Opening avenues for local applicants to compete for city-issued cannabis business licenses is only part of the solution. Starting a business requires startup capital—and that’s where federal law really impedes opportunities for minority entrepreneurs, especially Black Americans. Because cannabis remains federally illegal, government grants and bank loans are not available. As a result, personal savings, family wealth, and second mortgages are the most common sources of start-up capital in the cannabis industry. That is where Black Americans face a dramatic disadvantage. More than 150 years of economic terror—including generations of home mortgage redlining, Jim Crow laws, GI Bill exclusion, bank loan denials, and unpunished crimes like the 1921 Tulsa Race Massacre—have left the United States with a yawning racial wealth gap. The median family wealth for white Americans today is $171,000, compared with $17,150 for Black Americans. Family wealth is most commonly held and passed down through home ownership, a critical component of wealth-building that has been strictly denied to generations of Black Americans. The continued federal prohibition of marijuana is not just an inconvenience that state-legal companies must work around. Federal prohibition actively represses the opportunities for minority entrepreneurs, and especially Black entrepreneurs, to enter the legal cannabis industry.

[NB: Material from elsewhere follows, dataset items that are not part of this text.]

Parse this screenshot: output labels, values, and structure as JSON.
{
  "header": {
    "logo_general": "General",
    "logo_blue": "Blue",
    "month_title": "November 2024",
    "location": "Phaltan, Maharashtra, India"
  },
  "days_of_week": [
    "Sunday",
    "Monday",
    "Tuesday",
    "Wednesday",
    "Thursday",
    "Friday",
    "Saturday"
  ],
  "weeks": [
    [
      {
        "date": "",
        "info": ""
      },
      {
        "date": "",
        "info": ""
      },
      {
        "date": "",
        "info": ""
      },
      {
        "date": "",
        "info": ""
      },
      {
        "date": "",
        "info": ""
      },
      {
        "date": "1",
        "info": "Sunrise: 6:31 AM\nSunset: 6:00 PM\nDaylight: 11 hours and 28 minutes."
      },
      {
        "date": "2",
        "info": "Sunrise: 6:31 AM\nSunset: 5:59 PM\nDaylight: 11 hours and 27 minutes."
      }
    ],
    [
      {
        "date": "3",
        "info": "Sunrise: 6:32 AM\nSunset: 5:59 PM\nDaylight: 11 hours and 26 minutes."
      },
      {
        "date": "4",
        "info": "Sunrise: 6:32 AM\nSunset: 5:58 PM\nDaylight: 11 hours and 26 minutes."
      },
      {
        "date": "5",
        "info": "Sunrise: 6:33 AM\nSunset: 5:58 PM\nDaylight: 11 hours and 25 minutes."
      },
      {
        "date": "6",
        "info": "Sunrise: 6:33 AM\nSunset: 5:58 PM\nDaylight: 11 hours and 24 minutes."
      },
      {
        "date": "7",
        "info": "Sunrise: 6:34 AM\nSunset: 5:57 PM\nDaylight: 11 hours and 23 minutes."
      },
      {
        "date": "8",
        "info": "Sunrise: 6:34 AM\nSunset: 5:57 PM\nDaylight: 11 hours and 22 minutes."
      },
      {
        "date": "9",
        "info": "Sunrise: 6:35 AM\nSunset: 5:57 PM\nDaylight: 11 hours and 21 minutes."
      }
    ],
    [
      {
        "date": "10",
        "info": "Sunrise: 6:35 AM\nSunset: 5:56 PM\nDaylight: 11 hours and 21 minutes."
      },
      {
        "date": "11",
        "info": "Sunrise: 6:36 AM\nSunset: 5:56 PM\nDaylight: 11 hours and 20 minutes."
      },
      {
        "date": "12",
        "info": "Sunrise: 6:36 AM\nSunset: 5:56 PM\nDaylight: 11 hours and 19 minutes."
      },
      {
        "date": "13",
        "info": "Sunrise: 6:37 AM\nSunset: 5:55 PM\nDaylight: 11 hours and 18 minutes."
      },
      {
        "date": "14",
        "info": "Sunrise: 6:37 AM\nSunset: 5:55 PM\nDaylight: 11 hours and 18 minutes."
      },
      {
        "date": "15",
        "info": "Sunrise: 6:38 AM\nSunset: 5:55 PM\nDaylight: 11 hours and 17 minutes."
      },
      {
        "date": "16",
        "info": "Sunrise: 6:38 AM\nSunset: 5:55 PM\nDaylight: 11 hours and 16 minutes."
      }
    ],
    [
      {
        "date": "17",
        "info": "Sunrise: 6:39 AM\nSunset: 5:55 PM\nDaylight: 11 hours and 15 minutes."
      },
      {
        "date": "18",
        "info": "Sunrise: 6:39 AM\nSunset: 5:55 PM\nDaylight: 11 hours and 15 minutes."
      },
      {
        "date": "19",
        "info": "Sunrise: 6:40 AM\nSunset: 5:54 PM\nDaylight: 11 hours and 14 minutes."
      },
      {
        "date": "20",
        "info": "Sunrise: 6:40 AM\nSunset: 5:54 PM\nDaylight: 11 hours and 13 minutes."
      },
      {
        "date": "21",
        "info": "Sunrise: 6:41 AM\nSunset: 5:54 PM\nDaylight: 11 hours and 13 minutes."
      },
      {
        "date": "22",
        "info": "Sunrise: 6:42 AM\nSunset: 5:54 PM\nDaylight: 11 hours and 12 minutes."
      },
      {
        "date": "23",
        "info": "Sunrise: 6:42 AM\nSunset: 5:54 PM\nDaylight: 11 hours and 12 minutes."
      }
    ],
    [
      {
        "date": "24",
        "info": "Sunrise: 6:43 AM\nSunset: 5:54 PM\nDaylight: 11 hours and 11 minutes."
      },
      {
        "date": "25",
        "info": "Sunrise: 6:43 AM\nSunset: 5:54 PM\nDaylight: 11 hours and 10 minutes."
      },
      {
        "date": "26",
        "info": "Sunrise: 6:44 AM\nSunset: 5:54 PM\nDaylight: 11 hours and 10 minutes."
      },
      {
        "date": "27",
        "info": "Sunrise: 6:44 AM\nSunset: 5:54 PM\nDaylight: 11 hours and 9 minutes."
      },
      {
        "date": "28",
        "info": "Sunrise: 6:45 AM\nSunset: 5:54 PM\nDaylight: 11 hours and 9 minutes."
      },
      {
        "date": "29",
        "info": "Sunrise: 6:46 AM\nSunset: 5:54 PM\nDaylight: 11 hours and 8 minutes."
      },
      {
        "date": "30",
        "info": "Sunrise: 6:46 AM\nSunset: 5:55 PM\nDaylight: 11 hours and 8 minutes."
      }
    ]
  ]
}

This is one reason why the pressure is on in Washington D.C. to make cannabis legal under federal law. 

The Solution: Establish a Cannabis Equity Program

Pasadena has a huge opportunity to right the historic wrongs of Pasadena’s “War on Drugs” (which was also a complete public policy failure) that harmed thousands of Pasadena residents, mostly people of color, by immediately implementing a Cannabis Equity Permit Program using the following criteria for Equity Owners:

  1.     Is a Pasadena resident at the time the permit issued; and
  2.     Has lived in a combination of Council Districts 1, 3 or 5 for at least ten of the last twenty years or was arrested after November 5, 1996 and convicted of a cannabis crime or other cannabis related violation in Pasadena, California.
  3.     Owns a minimum of 51% of the operation and maintains operational control.
  4.     No assignment of operational control, economic benefits, or management contracts with otherwise unqualified third parties is permitted and shall require a revocation of the license.
  5.     A minimum of fifty (50%) of all new permits collectively issued by the City of Pasadena shall be issued to Equity Applicants.  This excludes permits issued to the initial three (3) dispensaries.
  6.     All dispensaries must maintain a staff comprised of at least fifty (50%) Pasadena residents and twenty-five percent (25%) Pasadena residents in census tracts identified by the City Manager as having high unemployment rates or low household incomes.
  7.     The application process for Equity Owners is bifurcated to relieve Equity Applicants from having to incur the expense of holding real estate prior to obtaining a license.  Equity Owners can first obtain a license without procuring a specific real estate location in advance. After obtaining a license an Equity Owner can then submit a CUP for a qualified location.

Conclusion

Public policy should be based on fact, not the fear-based fantasies of people who hypocritically don’t hesitate to host “wine parties”.  Pasadena must act now to aggressively divert this unprecedented wealth opportunity to Pasadena residents.